- Born: 1963 Chicago, Illinois, United States
- Education: Bennington College
- Known for: Video art
- Notable work: CUBE portraits
- Awards: CORE Fellowship

= Lincoln Schatz =

American artist

Lincoln Schatz is a contemporary American artist, best known for works that utilize video to collect, store, and display images from specific environments.

==Career==
His CUBE project combines architecture, video and, performance using a video system to generate painterly screen-based portraits of subjects. In 2008, the Hearst Corporation commissioned Schatz to create CUBE portraits to celebrate the 75th Anniversary of Esquire magazine. The work profiled the 75 most influential people of the 21st century including George Clooney, LeBron James, Jeff Bezos, and Craig Newmark. The series of portraits was acquired by the National Portrait Gallery in 2010.

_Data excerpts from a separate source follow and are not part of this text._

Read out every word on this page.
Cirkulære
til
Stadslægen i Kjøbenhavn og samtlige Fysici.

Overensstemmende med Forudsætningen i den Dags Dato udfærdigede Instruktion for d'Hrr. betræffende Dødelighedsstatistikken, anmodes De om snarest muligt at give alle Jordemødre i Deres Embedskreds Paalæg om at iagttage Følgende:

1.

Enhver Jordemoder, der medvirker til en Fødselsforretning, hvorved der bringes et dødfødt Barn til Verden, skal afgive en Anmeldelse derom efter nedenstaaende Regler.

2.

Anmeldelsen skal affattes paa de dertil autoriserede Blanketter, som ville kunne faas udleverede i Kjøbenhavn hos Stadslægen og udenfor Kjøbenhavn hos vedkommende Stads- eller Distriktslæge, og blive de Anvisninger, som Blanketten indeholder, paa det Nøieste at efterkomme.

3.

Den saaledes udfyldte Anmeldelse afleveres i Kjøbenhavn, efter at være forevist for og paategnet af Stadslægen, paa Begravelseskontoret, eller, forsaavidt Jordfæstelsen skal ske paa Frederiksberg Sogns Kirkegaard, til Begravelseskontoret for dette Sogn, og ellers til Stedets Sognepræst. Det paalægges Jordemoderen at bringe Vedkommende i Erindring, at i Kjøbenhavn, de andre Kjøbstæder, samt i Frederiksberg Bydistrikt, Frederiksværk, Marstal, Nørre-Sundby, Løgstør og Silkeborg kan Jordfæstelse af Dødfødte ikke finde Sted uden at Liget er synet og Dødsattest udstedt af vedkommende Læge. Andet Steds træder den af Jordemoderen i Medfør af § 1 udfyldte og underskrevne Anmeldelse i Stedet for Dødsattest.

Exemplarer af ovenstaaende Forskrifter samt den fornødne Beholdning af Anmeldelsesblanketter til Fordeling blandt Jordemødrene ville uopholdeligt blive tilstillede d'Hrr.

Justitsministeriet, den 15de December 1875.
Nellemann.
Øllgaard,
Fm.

In 2007, the Billingsley Company commissioned a new work for the entrance of One Arts Plaza in the heart of the Dallas’ Arts District. This large-scale video memory work features two video walls, totaling over 160 sqft. Schatz also completed commissions in that year for a new Helmut Jahn-designed high-rise in Chicago at 600 Fairbanks, and another for the entrance of Chicago's McCormick Place Convention Center.

==Commissioned works==
Notable commissions include Qualcomm Corporate Headquarters in San Diego; Across Time, a permanent commission at the Spertus Institute of Jewish Studies in Chicago; and a work made for Shanghai contemporary art collector Pearl Lam. Work by Lincoln Schatz has been exhibited at bitforms gallery nyc and Seoul, the Hearst Tower, New York; Sundance Film Festival, Utah; Think 21 Contemporary, Brussels; PULSE Miami; ARCO Madrid; Catharine Clark Gallery, San Francisco, California; Gallery Simon, Seoul; Museum of Contemporary Art, San Diego; Quint Contemporary Art, La Jolla, California.

In THE NETWORK (Dec 2012, Collection of the National Portrait Gallery, http://thenetworkportrait.com/) Schatz examines contemporary American leadership. Schatz documents eighty-nine subjects who, coming from both sides of the political aisle, represent the sectors of government, business, science, and technology.

Filming each portrait via multiple cameras during a forty-five-minute conversation, Schatz captures his sitters as they discuss their legacies, accomplishments, and aspirations. Working with this footage, Schatz uses custom software that constantly recombines the video based on topic – the heart of what he refers to as "the generative portrait" process – and enables him to create a dynamic, continuously evolving representation of the similarities and differences between the sitters, free of editorial input.

Concurrently, Smithsonian Books published The Network: Portrait Conversations by Lincoln Schatz. http://thenetworkportrait.com/

His work is held in numerous public and private collections including, San Jose Museum of Art; Glatzova & Co., Prague; Cafritz Collection, Washington DC; Fundación Privada Sorigué, Lleida, Spain; Post Properties, Washington D.C.; Museum of Outdoor Arts, Englewood; City of Evanston, IL; Morse Diesel Construction, Chicago; Northern Industries, Chicago; Runnymede Sculpture Farm, Woodside; Ernesto Ventos Omedes, Barcelona; Fidelity Investment, Boston; and W Hotel, Seoul.

==Education==
Schatz attended the Latin School of Chicago. He received his BA from Bennington College in 1986 and was the recipient of a CORE fellowship to the Glassell School of Art at the Museum of Fine Arts in Houston.